In a revealing conversation with her mother, Allegra expresses discontent that her family focuses attention on her older brother David, who suffers from his own lack of confidence. When she asks, "How come nobody around here is at all interested in whether I am finding myself?", her mother dismisses her by telling her that she will "grow up and marry some nice man and have children." Against this biology is destiny environment, Allegra launches her battle. As her childhood evolves, Allegra challenges the different ways boys and girls are indoctrinated to handle their emotions, does battle with a public school system that diligently attempts to socialize girls into subordinate domestic. Her sardonic friend Melanie has one of the best lines of the novel: "If they're prepring us to be housewives...why don't they teach us something useful like sexual intercourse?"

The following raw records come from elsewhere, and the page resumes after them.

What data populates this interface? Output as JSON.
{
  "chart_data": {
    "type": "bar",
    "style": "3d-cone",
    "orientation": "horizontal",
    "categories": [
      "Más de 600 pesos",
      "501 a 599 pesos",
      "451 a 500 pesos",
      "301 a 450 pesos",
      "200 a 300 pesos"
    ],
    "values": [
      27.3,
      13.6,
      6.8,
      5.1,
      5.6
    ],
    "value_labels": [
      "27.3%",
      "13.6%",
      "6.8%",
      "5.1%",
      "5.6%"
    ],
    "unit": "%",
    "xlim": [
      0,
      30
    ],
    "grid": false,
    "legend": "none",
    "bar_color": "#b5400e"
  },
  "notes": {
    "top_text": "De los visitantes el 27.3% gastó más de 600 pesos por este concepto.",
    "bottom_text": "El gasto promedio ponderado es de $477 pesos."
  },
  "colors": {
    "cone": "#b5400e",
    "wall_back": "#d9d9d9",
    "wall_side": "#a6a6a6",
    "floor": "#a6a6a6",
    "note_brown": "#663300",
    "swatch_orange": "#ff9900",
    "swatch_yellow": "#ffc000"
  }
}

By the time Allegra has come to grips with her evolving body, she has developed a passion for writing and a talent for poetry. Her epiphany is hard-earned and promises a life of rebellion. After having one of her poems purchased for publication in a daily newspaper, her father chooses to take her letter of acceptance instead of her creation to work as a means of validation. Stunned and bewildered by how her family "managed, with nothing but good intentions, to make me feel so dismal," Allegra repeats her own mantra of self-validation, her own declaration of independence: "You're a person. You're a person."
We tend to forget how hard girls have had to work to obtain what boys perceive is their birthright: the need for self-definition, praise for ambition and affirmation for struggle. Strong women come from strong girls. Strong girls come from the crucible of their own experiences and the will to face the hurricane. Edith Konecky's "Allegra Maud Goldman" will be a treasured companion for girls and women who savor the creation of an independent, autonomus self and will be valued by the boys and men who cherish girls and women who are strong, vibrant and proud.